In response to its “Consultation Paper on Sustainability Reporting,” DWS has written a comment letter to the Trustees of the IFRS, pushing for a coherent ESG reporting standard that goes beyond climate-related data and is based on double materiality. This means not only disclosing information about how sustainability issues impact companies, but also how companies affect society and the environment.
In DWS’s letter to the IFRS, Francesco Curto, Head of Research, warns that the current ESG framework is already failing investors with many demanding increasing disclosure about how their capital is being used – yet we face significant challenges in delivering this information. Today, investors are increasingly interested in assessing the impact that capital has on the world (inside-out), rather than only assessing the implications that externalities associated to the issue of sustainability had on a firm (outside in), an approach that was more common until 2019. Furthermore, recent DWS research indicates that without a global ESG accounting standard, ESG investing will fail a large part of the investment community.
Curto explains: “Equity investment ought to be long-term in nature but long-term investors and humanity face many urgent challenges because accounting standards have not kept up with times”. Therefore DWS asks the IFRS to act with urgency. Specifically it:
• Recommends a focus on reporting on double materiality of sustainability from the onset. It is essential given what investors and clients are demanding.

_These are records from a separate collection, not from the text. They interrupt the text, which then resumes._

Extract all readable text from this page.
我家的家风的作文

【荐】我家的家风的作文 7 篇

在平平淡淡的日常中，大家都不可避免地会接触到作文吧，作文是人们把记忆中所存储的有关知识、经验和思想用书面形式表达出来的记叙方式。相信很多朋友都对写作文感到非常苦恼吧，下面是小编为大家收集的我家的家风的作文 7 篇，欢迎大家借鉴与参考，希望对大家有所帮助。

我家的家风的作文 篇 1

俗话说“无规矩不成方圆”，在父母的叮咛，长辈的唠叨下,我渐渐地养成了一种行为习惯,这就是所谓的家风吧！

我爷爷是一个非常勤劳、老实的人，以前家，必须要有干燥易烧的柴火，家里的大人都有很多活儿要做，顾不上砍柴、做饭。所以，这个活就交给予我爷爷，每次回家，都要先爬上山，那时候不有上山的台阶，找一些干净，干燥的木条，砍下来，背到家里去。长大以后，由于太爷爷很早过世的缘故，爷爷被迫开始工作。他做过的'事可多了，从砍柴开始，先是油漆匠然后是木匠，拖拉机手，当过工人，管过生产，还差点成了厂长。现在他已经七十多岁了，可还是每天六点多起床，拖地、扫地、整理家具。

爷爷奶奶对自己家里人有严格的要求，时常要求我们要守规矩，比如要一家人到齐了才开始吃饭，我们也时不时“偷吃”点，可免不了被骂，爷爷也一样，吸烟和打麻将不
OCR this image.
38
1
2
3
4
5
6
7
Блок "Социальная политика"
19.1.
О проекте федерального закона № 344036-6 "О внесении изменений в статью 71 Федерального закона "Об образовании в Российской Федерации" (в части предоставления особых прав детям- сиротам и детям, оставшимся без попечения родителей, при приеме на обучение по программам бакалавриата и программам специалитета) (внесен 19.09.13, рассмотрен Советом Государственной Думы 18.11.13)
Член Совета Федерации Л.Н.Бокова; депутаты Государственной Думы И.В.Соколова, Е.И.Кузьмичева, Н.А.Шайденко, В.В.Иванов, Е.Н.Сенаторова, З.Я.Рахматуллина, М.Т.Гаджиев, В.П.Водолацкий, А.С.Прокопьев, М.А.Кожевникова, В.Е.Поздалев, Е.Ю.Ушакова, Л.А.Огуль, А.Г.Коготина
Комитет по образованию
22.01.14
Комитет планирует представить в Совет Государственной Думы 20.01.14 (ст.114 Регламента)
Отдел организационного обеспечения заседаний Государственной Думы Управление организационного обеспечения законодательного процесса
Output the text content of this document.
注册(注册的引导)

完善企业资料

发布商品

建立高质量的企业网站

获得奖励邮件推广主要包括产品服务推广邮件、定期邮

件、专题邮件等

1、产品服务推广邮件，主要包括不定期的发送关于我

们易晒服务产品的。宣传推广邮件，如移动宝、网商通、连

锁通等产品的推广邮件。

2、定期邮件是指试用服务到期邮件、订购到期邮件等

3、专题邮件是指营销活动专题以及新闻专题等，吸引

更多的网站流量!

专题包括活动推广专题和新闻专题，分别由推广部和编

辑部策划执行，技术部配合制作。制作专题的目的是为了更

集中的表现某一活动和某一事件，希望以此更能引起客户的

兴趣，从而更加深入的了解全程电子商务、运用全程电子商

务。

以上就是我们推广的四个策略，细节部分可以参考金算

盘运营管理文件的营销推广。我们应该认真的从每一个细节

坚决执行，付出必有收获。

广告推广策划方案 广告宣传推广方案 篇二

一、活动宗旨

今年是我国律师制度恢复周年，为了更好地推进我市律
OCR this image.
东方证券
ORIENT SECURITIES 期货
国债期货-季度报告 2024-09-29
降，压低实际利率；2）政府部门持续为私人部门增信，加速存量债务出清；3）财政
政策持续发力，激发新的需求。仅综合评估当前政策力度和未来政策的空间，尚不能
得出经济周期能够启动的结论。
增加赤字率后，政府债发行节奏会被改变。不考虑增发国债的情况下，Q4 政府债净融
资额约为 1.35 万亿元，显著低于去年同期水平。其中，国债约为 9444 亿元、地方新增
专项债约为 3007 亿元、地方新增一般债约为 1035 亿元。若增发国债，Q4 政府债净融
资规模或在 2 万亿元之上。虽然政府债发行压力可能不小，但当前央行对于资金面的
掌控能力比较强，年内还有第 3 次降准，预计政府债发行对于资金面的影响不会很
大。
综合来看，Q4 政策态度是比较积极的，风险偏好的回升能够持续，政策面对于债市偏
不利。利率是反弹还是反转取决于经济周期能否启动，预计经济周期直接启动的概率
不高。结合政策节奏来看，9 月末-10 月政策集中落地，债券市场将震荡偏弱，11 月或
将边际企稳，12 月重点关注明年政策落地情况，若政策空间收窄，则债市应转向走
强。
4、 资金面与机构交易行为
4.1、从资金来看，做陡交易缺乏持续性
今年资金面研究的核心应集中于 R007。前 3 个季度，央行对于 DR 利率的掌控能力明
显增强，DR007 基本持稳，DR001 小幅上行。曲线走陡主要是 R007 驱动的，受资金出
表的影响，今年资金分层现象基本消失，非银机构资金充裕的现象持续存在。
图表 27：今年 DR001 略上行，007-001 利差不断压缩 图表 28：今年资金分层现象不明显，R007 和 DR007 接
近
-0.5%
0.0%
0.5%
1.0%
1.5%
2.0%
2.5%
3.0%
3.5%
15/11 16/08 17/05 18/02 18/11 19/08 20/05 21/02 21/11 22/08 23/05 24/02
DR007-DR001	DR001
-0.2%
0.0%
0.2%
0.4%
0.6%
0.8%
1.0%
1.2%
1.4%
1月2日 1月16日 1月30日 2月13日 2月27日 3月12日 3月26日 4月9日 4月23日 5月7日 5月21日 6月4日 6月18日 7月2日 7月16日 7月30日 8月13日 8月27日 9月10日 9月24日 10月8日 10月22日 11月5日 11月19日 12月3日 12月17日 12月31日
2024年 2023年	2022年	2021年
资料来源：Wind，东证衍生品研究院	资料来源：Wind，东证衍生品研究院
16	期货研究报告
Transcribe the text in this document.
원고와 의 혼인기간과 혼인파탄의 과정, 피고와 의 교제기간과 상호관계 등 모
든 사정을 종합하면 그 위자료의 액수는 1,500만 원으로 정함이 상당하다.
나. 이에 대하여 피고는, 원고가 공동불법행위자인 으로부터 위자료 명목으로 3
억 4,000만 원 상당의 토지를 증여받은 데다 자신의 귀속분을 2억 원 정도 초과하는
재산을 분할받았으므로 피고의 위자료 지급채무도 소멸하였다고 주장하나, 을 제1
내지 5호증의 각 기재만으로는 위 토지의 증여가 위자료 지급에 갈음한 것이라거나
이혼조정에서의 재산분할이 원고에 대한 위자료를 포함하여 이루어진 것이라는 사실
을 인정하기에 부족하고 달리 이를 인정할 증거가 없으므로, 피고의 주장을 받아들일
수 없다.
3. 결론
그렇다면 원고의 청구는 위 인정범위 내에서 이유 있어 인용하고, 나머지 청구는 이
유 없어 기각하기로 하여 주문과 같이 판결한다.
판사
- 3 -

• Believes that non-financial reporting needs to be fully auditable with management made accountable. Non-financial reporting is as important as financial reporting, which is why a gradualist approach is likely to fail.
• Argues that the boundary between financial and non-financial reporting is already blurred and not delivering on non-financial reporting means not delivering on the objectives defined by IASB in Article 2 of its constitution.
Marco Ferber, Head of Integrated Reporting, says: “Reporting is where all company performance and activities come together. It is becoming consensus that non-financial reporting is as important as financial reporting, and as a result, also needs to be fully auditable with management made accountable.”